Vauban

What changes when models change?

Open-source behavioral diffing for language models.

Vauban helps researchers and engineers audit model transformations: fine-tunes, checkpoint updates, merges, prompt wrappers, steering interventions, quantization variants, and post-training runs. It asks what changed behaviorally, what evidence supports that claim, and how strong the claim can be given the access available.

Model transformations are the object. Access-aware auditing is the method. Vauban Reports are the artifact.

Named after Sébastien Le Prestre de Vauban, the military engineer who worked both siege and fortification. Vauban does the same for model behavior: map the boundary, test the change, inspect the evidence, and produce a report.

What it does

Vauban is a TOML-first CLI for model behavior change reports:

compare behavior across model states, prompts, and interventions
measure refusal, over-refusal, uncertainty, compliance, and side effects
inspect activation-space evidence when it helps explain a behavioral change
state the access level behind each claim instead of over-reading the evidence
produce JSON and Markdown Model Behavior Change Reports that can be shared and rerun
keep controlled interventions, defenses, and stress tests as supporting tools

The primary interface is not a pile of subcommands.
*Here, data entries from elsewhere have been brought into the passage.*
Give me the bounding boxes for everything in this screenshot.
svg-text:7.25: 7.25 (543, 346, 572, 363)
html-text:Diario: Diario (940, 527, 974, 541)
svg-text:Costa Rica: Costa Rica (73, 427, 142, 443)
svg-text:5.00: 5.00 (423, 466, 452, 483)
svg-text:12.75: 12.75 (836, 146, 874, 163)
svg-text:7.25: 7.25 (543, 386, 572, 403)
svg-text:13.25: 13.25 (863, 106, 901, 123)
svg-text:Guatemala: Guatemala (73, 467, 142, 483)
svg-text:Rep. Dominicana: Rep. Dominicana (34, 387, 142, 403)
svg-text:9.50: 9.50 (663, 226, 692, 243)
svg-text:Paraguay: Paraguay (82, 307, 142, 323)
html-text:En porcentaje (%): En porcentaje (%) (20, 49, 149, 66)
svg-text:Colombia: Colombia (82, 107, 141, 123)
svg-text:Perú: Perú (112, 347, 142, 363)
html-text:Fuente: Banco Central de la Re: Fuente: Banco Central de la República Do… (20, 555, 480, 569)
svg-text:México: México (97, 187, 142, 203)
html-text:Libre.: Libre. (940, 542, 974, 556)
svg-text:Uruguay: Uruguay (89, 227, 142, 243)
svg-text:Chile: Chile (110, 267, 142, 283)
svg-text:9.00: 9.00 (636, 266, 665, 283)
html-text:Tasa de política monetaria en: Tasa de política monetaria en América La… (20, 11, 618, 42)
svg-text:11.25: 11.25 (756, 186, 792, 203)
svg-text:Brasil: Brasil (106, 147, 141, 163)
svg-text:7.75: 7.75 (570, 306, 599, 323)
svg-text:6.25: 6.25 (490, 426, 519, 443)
It is:

vauban <config.toml>

All pipeline behavior lives in the TOML file.

Vauban is related to model diffing, but the product surface is narrower and more practical: behavioral diffs and model behavior change reports. Model-diffing methods are useful when they help answer what changed, why it matters, and what evidence supports the claim.

The core question is practical model-change management:

We fine-tuned a model. Did it become weird?
We changed a prompt template. Did safety regress?
We quantized this model. Did behavior drift?
This new checkpoint benchmarks better. What did it sacrifice?
Can we ship this model update without surprises?

Conceptually, the center is:

vauban diff model_before model_after --suite behavior_suite.toml --report report.md

The durable interface remains TOML-first: configs should encode the same comparison, suite, evidence, limitations, and output report in a shareable file.

Access-aware auditing

Vauban should not make the same claim from every evidence source. The report language depends on what you can observe:

Access	What Vauban can support	Claim strength
One model or endpoint snapshot	Behavioral profile	"This is what the model did under this suite."
Two output traces or run reports	Behavioral diff	"Behavior changed across these observed snapshots."
Endpoint with logprobs	Distributional diff	"Token probabilities shifted in these cases."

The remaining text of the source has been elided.